71 - Bubar

44.8K 3.9K 1.5K
                                    

Masih trauma dan ada rasa ketakutan, Askar memilih duduk di mobil Polisi. Mobil ambulan tiba, dua orang petugas ambulan menggotong tandu lari menuju belakang.

Askar menatap orang-orang itu heran, lalu menghela napas kembali membenarkan posisi duduk untuk menenangkan diri.

Tidak berselang lama, dua petugas ambulan itu kembali dengan membawa seseorang di tandu mereka. Askar mengernyitkan kening, dia tidak bisa melihat wajah orang di atas tandu.

Ghava dan yang lain muncul, seketika Askar turun dari mobil menghampiri mereka.

"Kenzy mana?" tanya Askar menghadang Ghava.

Semua orang diam. Mereka menunduk dalam tidak berniat menjawab pertanyaan Askar. Lari kepada Femas, Askar meraih kedua lengan cowok berwajah pucat itu.

"Kenzy mana?" ulang Askar.

Femas mengangkat wajah, matanya menatap ambulan yang sudah berjalan.

"Ayo, antar Kenzy ke Rumah Sakit," ajak Ghava merangkul Askar.

Mereka menyusul Kenzy ke Rumah Sakit. Menyerahkan semua kekacauan pada pihak kepolisian.

Askar masih belum tahu bahwa Kenzy sudah tidak ada. Cowok itu terlihat tenang, sampai tibalah mereka di Rumah Sakit. Bukannya menuju UGD atau IGD, Askar kebingungan diajak masuk ke Ruang Mayat.

"Maksudnya?" sentak Askar berhenti di ambang pintu.

Femas kembali menangis memeluk Askar. "Kenzy udah ketemu sama Ibunya."

Askar tersengguk, melangkah mundur sambil geleng-geleng kepala. Tapi Elian meraih lembut tangan Askar, mengajak cowok itu masuk ke dalam Ruang Mayat.

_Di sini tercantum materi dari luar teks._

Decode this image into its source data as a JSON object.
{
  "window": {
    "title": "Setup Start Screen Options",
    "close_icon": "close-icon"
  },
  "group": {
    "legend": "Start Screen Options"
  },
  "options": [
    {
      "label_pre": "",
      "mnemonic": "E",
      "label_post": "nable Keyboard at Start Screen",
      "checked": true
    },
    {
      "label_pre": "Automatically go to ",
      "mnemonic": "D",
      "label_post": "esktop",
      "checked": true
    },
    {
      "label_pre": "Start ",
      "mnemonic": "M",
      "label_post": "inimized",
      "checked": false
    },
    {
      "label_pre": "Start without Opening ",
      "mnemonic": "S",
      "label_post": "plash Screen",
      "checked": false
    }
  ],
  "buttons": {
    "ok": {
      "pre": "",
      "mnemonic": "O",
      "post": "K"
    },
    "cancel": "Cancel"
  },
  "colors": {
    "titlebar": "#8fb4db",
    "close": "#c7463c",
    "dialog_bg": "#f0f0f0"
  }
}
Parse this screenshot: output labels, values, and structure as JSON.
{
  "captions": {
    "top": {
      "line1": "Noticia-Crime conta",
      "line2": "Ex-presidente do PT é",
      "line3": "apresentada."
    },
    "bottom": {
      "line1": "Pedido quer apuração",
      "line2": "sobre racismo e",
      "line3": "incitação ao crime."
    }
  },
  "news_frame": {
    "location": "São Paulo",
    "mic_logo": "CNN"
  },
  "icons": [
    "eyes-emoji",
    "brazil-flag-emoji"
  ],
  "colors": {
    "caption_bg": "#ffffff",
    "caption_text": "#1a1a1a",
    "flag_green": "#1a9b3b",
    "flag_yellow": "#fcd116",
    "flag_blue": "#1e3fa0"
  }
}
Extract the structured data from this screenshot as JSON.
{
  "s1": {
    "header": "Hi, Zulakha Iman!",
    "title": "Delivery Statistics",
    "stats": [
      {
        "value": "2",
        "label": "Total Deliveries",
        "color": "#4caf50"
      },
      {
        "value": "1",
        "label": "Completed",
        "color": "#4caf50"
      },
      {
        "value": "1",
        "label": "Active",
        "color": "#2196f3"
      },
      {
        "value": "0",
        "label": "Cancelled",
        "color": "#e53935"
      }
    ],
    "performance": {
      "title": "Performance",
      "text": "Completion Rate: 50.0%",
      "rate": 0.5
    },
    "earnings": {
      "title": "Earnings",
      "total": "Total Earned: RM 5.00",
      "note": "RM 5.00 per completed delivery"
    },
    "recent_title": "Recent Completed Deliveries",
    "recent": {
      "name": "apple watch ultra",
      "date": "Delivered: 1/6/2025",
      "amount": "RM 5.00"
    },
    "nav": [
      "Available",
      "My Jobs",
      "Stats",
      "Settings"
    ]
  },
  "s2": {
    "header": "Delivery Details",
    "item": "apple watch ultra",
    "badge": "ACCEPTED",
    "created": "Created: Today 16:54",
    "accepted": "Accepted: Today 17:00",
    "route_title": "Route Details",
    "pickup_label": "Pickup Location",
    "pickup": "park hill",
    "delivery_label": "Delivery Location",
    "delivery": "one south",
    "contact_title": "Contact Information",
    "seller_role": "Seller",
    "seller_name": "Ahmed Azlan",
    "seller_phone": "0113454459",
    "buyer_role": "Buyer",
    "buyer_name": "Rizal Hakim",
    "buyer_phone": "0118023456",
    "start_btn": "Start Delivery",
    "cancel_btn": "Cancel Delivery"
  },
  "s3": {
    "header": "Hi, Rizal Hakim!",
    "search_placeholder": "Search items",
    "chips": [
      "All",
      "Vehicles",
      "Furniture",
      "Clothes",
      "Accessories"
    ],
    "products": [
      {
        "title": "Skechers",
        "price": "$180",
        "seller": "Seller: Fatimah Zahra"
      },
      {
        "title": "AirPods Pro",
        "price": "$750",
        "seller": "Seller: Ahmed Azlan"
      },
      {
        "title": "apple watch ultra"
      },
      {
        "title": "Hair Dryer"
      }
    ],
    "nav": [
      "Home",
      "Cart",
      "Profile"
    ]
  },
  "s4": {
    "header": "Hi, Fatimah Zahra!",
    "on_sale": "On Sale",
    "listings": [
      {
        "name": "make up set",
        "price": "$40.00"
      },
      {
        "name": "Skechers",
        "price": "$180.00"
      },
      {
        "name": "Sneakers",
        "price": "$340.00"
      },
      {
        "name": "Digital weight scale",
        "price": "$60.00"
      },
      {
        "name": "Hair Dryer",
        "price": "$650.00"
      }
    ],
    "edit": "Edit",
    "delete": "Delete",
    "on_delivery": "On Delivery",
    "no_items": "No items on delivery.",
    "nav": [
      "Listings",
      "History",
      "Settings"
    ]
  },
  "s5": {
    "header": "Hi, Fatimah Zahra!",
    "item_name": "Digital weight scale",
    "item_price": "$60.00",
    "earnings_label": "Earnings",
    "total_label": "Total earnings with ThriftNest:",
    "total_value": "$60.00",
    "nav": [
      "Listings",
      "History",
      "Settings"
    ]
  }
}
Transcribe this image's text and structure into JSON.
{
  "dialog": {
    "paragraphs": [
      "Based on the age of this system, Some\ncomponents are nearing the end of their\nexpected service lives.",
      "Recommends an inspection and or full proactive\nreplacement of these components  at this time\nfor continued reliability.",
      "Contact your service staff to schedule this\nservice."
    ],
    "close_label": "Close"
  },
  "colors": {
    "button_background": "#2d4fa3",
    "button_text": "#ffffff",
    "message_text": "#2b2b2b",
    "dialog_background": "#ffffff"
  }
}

"Setidaknya temui Kenzy untuk terakhir kali," ajak Elian.

Dengan digandeng Elian, Askar menghampiri brankar di mana terdapat tubuh tertutup selimut sudah terbujur tanpa nyawa di sana.

Askar menarik tangannya yang digandeng Elian. Deru napasnya semakin kencang.

"I gakuaaatt ...," gumam Askar menatap ke bawah.

Di waktu bersamaan seorang lelaki dewasa memakai kemeja hitam masuk Ruang Mayat. Dia Ayah Kenzy.

Femas berdecak, terkekeh miris melihat lelaki itu menangis saat mendekati brankar Kenzy. Perlahan lelaki itu membuka selimut yang menutup wajah sang putra, setelahnya seluruh tubuh langsung lemas.

"Ngapain nangis? Kayak selama ini perduli aja sama Kenzy. Meski Kenzy gak pulang berbulan-bulan, mana anda perduli?" cecar Femas.

Fikram menyentuh pundak Femas agar cowok itu tidak mengeluarkan kata-kata lagi. Femas membalas tatapan Fikram tidak perduli.

"Asal anda tau, bahkan sampai akhir hayatnya anda tetap menjadi orang yang paling dibenci Kenzy!"

"Femas, udah," tukas Ghava.

Mendengar itu rasa sesal semakin menyelimuti, tangis Ayah Kenzy tidak terbendung lagi. Lelaki itu memeluk erat tubuh kaku sang anak.

"Maafin Papa, Kenzy. Sebagai seorang Ayah, Papa terlalu egois. Harusnya Papa mencari kamu, tapi Papa lebih memilih menunggu kamu pulang dan meminta maaf pada Papa. Tapi sekarang Papa sadar, yang salah Papa, harusnya yang meminta maaf adalah Papa," ucap lelaki itu penuh sesal.

Ayah Kenzy menghadap Ghava, mengamati semua orang yang ada di Ruang Mayat.

"Terima kasih sudah memperlakukan Kenzy dengan baik. Saya sadar, saya bukan Ayah yang baik. Saya tidak bisa menjaga anak saya."

"Sebenarnya penyesalan ini udah telat. Tapi apa boleh buat, semua terlanjur terjadi. Saya harap kehidupan malang Kenzy tidak dialami oleh anak Om yang lain," jawab Ghava sopan.